Site icon 06880

Estelle Margolis And Manti Te’o, Together On “06880”

One Westporter made national news this week.

Another reported it.

Estelle Margolis earlier this winter. Every Saturday, she is part of an anti-war vigil on the Post Road bridge.

The New York Times took note of Estelle Margolis’ not guilty plea to a breach of peace charge. The 86-year-old longtime peace activist brought a BB gun, pellets and a box of .45-caliber ammunition to an RTM meeting this month. The town body was debating gun control.

The Times said:

The episode has generated debate on local news Web sites, where the headlines usually tell of shoplifters and charity drives, and between friends who said she had meant no harm and others who acknowledged her respected place in town but maintained that her protest could have ended with someone hurt.

The paper also reported on her open letter:

I need to apologize to everyone in Westport for my ill-conceived attempt to bring attention to the pressing need for serious gun and ammunition control. I deeply regret the fact that what I did was dangerous and created a great deal of anxiety for everyone and especially the young police officers at the meeting.

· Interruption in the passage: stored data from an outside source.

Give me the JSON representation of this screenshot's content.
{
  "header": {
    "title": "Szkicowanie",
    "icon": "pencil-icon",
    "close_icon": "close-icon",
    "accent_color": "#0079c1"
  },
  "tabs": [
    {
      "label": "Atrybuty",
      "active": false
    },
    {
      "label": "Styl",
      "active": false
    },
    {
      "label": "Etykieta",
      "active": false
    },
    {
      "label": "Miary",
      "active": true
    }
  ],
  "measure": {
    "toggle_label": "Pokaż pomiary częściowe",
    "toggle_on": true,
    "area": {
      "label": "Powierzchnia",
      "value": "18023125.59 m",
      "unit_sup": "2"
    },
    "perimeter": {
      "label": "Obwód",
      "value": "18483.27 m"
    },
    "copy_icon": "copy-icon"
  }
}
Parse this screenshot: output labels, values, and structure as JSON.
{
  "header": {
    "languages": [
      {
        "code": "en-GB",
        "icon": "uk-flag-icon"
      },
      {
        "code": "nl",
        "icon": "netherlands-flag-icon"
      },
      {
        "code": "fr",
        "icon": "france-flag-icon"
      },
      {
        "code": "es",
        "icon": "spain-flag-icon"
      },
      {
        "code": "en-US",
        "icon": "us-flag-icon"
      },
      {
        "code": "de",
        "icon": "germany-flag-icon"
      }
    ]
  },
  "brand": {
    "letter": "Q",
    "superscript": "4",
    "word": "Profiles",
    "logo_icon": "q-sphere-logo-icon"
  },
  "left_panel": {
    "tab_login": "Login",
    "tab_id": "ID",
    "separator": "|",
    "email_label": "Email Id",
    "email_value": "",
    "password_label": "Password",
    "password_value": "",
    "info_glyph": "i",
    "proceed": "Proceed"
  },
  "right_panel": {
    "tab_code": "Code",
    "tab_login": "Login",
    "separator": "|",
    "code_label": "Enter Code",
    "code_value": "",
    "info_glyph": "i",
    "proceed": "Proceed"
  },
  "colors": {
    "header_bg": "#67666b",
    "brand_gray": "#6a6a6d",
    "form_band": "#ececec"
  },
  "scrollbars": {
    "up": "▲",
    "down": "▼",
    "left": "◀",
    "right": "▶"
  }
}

In the same letter, it added, “she called for curbs on guns and ammunition and for better mental health care, and criticized the National Rifle Association as holding too much sway.”

Meanwhile, Staples graduate  and current ESPN reporter Jeremy Schaap snagged Manti Te’o for an exclusive 2-hour, off-camera interview.

Manti Te’o and Jeremy Schaap.

On ESPN’s website, Schaap dug into the beyond-bizarre story about a Notre Dame Heisman Trophy candidate football player’s lengthy romance with an automobile accident victim and dead Stanford student who was not hit by a drunk driver, did not have leukemia, did not go to Stanford — okay, technically, she did not exist — and heard Te’0 deny any involvement in the “hoax.”

According to Deadspin — which broke the head-spinning story — Te’o’s “apparent defense is that he had no reason to think his twice-undead dead long-distance girlfriend, whom he never met or saw outside of photographs, whose funeral he never thought to attend, might have been a phony.”